Although even if that is so, doing whatever she can to preserve her relationship with her son has to be a priority, or it would be for me.
I haven’t read anyone here that has opined on whether the couple SHOULD get married or condoning the approach of posting in Facebook before talking to the parents about the engagement. What everyone in the thread seems to be encouraging is for OP to talk with S in a non-judgmental way about this news and preserve and build her relationship with him and FDIL. This would apply whether the couple is great now or has “room for improvement.”
@Consolation This is the line we are walking. Wanting to be supportive and on good terms with our son while less than thrilled by his choices. I do think we get to say that at some point. “Led around by his nose” pretty much nails it. But he allows himself to be led.
Even if the relationship is not one the parents approve of, even if they are both “n’er do wells”, even if they’re immature, short-sighted and selfish, none of that matters if the goal is to keep the lines of communication open. If one goes into a conversation/meeting/gathering full of disapproval, then “preserving the relationship” isn’t going to happen. Sometimes you have to bite your tongue hard and hope the kids grow up at some point.

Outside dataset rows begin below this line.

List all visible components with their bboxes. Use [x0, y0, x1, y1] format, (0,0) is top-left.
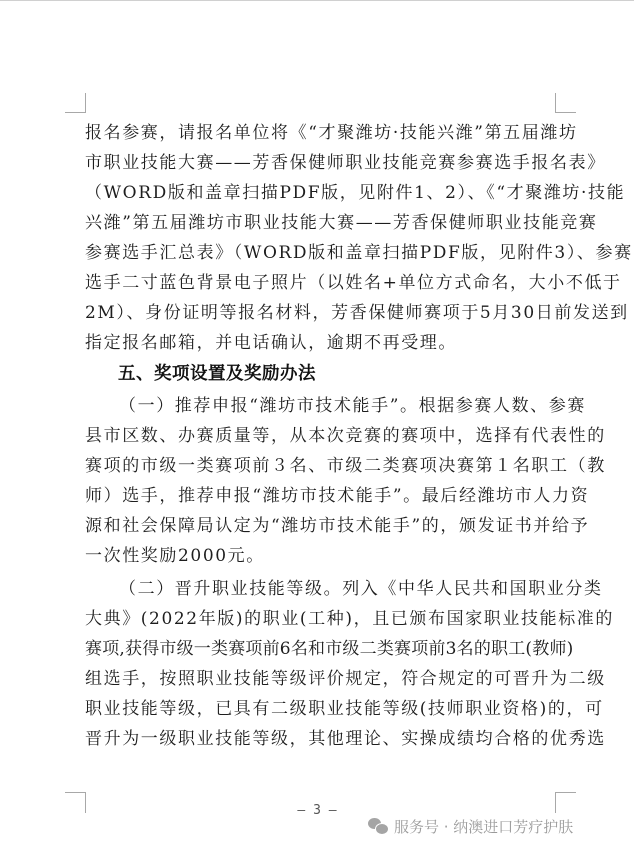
text-line: （WORD版和盖章扫描PDF版，见附件1、2）、《“才聚潍坊·技能	[85, 178, 555, 208]
text-line: 师）选手，推荐申报“潍坊市技术能手”。最后经潍坊市人力资	[85, 481, 555, 511]
section-heading: 五、奖项设置及奖励办法	[85, 358, 555, 391]
text-line: 赛项,获得市级一类赛项前6名和市级二类赛项前3名的职工(教师)	[85, 634, 555, 664]
text-line: 职业技能等级，已具有二级职业技能等级(技师职业资格)的，可	[85, 694, 555, 724]
text-line: 指定报名邮箱，并电话确认，逾期不再受理。	[85, 328, 555, 358]
text-line: 一次性奖励2000元。	[85, 541, 555, 571]
watermark: 服务号 · 纳澳进口芳疗护肤	[368, 814, 573, 838]
paragraph-technical-expert: （一）推荐申报“潍坊市技术能手”。根据参赛人数、参赛 县市区数、办赛质量等，从本…	[85, 391, 555, 571]
text-line: 晋升为一级职业技能等级，其他理论、实操成绩均合格的优秀选	[85, 724, 555, 754]
text-line: 参赛选手汇总表》（WORD版和盖章扫描PDF版，见附件3）、参赛	[85, 238, 555, 268]
text-line: 赛项的市级一类赛项前３名、市级二类赛项决赛第１名职工（教	[85, 451, 555, 481]
text-line: 组选手，按照职业技能等级评价规定，符合规定的可晋升为二级	[85, 664, 555, 694]
text-line: （一）推荐申报“潍坊市技术能手”。根据参赛人数、参赛	[85, 391, 555, 421]
text-line: 大典》(2022年版)的职业(工种)，且已颁布国家职业技能标准的	[85, 604, 555, 634]
wechat-icon	[368, 817, 388, 835]
text-line: 报名参赛，请报名单位将《“才聚潍坊·技能兴潍”第五届潍坊	[85, 118, 555, 148]
margin-corner-mark-top-left	[65, 93, 86, 113]
text-line: 兴潍”第五届潍坊市职业技能大赛——芳香保健师职业技能竞赛	[85, 208, 555, 238]
text-line: 源和社会保障局认定为“潍坊市技术能手”的，颁发证书并给予	[85, 511, 555, 541]
document-body: 报名参赛，请报名单位将《“才聚潍坊·技能兴潍”第五届潍坊 市职业技能大赛——芳香…	[85, 118, 555, 754]
top-border-line	[0, 0, 634, 1]
watermark-text: 服务号 · 纳澳进口芳疗护肤	[394, 816, 573, 837]
paragraph-registration: 报名参赛，请报名单位将《“才聚潍坊·技能兴潍”第五届潍坊 市职业技能大赛——芳香…	[85, 118, 555, 358]
paragraph-skill-level: （二）晋升职业技能等级。列入《中华人民共和国职业分类 大典》(2022年版)的职…	[85, 574, 555, 754]
text-line: 选手二寸蓝色背景电子照片（以姓名+单位方式命名，大小不低于	[85, 268, 555, 298]
text-line: （二）晋升职业技能等级。列入《中华人民共和国职业分类	[85, 574, 555, 604]
margin-corner-mark-top-right	[555, 93, 576, 113]
text-line: 市职业技能大赛——芳香保健师职业技能竞赛参赛选手报名表》	[85, 148, 555, 178]
text-line: 县市区数、办赛质量等，从本次竞赛的赛项中，选择有代表性的	[85, 421, 555, 451]
text-line: 2M）、身份证明等报名材料，芳香保健师赛项于5月30日前发送到	[85, 298, 555, 328]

My own two older kids took winding paths to maturity, but because my tactic was to keep my judgement to myself, they continued communicating and we never lost our links to each other. Conversely, their father told one of them that she was “ruining her life” caused exactly the brick wall one would expect it to.
OP, as for allowing himself to be led-I have a relative like that. But it works for them. The young woman is the “decider” in that family, but it’s a successful family with a great kid who seems to understand that not all families are alike and that his family works for them. Maybe your son is just being pushed around, but it’s possible he knows exactly what he’s doing.
@Himom, I’ve seen a lot of posts accusing the OP of being at fault in any reluctance the S has in telling his parents about the engagement. Lots of accusations of her being excessively judgmental. Especially at the beginning of the thread. The tone has moderated since then.
@jeannemar, I was tempted to cite a body part other than his nose, LOL.